I feel like a teenager

I'm married and won't cheat, but I keep thinking about a woman in my business school class.

Published March 22, 2004 8:09PM (EST)

Dear Readers,

May I say just one thing before we're done with thongs?

Of course I may.

Thank you.

The idea of telling people what to wear makes me want to scream. That's all I wanted to say. The whole thing reeks. I hate dress codes and have since high school. So next time somebody wears something truly hideous, could we please just all have a good laugh about it?

I'll sit down now.

Dear Cary,

I'm a 28-year-old married male currently in business school in the Midwest. In school I met a woman and we became good friends. We also had the same professional interests and have taken a lot of the same classes together.

Over the past few quarters, I have felt a profound change in my feelings toward this woman. We have the same interests, likes and dislikes. I find her pretty, funny and just a lot of fun to be around. I have found myself thinking of her all the time. I can't shake it. I feel like a teenager again whenever I am around her, which isn't a bad thing.

As far as she is concerned, we are just friends. She knows I'm married and I never hid that. She has even met my wife at parties and school functions. Also, I would never cheat on my wife, so there is no concern about my being unfaithful.

It's not that I don't love my wife. I do, very much. When we first met, I realized that she was the woman I wanted to spend the rest of my life with, to be the mother of my children. When we are together, I am very happy. I didn't expect I would ever meet anyone who would throw me for a loop like this. At first I brushed it off as a crush, but the feelings have not subsided over the last eight months.

What am I to do? We have the same concentrations, so there is a great likelihood that we will be in the same classes again. I can certainly choose to be in other study groups. But since the school is a relatively small place and we have the same circle of friends, I will always see her around.

Should I just cut all contact with her, period? When we have the same class together, just don't speak to her? Since the summer is coming up, should I just wait until we go our separate ways for our summer internships and see if a summer's worth of distance cools my jets? I need help!

Married But (Not) Available

Dear Married,

You do need help, but it's mainly in learning to act with conscious dignity in the grip of powerful feelings. It may help you to realize that you're not at all alone in this: Some of us are always going to experience powerful, dramatic feelings which, if we acted on them, would bring destruction and unhappiness; not acting on them is the price we pay to live in society. Some lucky extroverts, well-raised, verbally quick, deft, witty and able to finely gauge the reactions of the crowd, can smoothly allude to such risky feelings in a light manner, telegraphing a hint of the fuller truth behind them while never raising an eyebrow. Others seem to darkly simmer, hinting of vast reserves of barely contained animus or lust. And some of us just can't really ever hide anything, so we don't really try; we inveterate tellers, we compulsive disclosers, we announce to the world: I'm feeling something! and I know that you know it because you can see it on my face, so here's what it is!

If you are really smitten, your wife may notice -- anyone who knows you intimately probably knows your look of arousal and desire and will recognize it when it is directed at someone else.
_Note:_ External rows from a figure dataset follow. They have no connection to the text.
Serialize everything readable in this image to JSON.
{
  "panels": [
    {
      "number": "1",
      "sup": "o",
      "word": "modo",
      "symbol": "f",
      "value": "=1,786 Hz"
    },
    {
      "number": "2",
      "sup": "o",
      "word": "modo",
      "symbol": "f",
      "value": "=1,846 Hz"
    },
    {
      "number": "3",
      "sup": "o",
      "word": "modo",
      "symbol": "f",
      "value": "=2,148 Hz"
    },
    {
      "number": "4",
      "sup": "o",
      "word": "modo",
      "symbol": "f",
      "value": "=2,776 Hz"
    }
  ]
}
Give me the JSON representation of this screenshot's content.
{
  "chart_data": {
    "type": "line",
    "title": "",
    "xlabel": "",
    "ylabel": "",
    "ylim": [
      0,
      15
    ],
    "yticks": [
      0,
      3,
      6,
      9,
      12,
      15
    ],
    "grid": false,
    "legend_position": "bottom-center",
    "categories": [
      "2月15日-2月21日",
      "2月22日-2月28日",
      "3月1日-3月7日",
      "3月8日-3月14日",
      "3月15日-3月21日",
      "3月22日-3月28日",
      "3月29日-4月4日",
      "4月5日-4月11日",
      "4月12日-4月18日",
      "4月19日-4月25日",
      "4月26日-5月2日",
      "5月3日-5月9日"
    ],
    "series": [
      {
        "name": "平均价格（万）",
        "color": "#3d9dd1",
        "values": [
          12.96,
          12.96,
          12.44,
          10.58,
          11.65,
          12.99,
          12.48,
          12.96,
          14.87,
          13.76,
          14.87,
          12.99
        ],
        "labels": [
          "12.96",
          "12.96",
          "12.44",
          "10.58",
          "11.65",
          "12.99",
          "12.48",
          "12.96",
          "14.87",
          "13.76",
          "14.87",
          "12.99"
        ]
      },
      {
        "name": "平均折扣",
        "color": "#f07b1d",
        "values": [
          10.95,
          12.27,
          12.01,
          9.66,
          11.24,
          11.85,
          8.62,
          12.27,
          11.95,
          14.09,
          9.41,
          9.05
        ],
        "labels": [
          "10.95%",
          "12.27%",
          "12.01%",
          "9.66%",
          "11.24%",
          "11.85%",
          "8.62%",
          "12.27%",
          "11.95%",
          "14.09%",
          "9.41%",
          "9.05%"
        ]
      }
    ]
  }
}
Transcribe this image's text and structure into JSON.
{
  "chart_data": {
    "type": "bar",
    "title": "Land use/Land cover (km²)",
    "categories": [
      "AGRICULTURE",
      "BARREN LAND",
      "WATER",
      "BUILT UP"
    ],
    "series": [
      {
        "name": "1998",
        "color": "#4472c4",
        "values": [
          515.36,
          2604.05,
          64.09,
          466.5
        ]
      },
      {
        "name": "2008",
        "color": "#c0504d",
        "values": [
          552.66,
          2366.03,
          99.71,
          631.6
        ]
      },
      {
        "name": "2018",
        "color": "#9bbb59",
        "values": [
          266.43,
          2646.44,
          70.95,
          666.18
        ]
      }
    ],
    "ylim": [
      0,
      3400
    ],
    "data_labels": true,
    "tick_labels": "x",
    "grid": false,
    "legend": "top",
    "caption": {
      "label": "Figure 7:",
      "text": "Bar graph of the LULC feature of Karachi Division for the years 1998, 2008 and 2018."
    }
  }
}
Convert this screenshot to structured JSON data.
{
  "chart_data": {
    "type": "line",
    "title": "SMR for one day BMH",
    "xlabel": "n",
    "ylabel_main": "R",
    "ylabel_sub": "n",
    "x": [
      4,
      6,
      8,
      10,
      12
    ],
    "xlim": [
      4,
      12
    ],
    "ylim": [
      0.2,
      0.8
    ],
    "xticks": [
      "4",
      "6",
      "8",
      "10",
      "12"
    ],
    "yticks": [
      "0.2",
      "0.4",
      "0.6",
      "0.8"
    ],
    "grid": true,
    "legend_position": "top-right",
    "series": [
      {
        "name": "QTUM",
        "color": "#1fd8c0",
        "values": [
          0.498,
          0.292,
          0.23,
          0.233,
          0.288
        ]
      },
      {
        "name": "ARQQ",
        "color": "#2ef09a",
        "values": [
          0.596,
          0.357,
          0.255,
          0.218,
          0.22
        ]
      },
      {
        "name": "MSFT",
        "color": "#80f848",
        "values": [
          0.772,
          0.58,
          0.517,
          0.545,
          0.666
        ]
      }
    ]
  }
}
So it's probably not a good idea for all of you to get in a hot tub. But even if you're not sure you can disguise your feelings, as long as you're confident you can control your actions I don't see why you should avoid her. These things happen. If she should realize you have a crush on her, no great harm is done. I would caution you that although you may feel that confessing to her would give you some relief, don't do it. It might lead somewhere you don't want to go. It also might hurt your future friendship, which you don't want to do. Being in business school, you want to cultivate as many friendships as possible and leave school with as little unpleasant baggage as possible, so that when your classmates become bank presidents, you can borrow their money.

So if at all possible, try to sublimate this crush into a kind of intense feeling of friendship and admiration for this woman. If you feel elevated and energetic in her presence, accept that animated feeling happily, as you would with a longtime friend from childhood. But if you think you may lose your head and grab her hand, drop back into yourself. Take a deep breath, remember an appointment, go splash some water on your face in the men's room.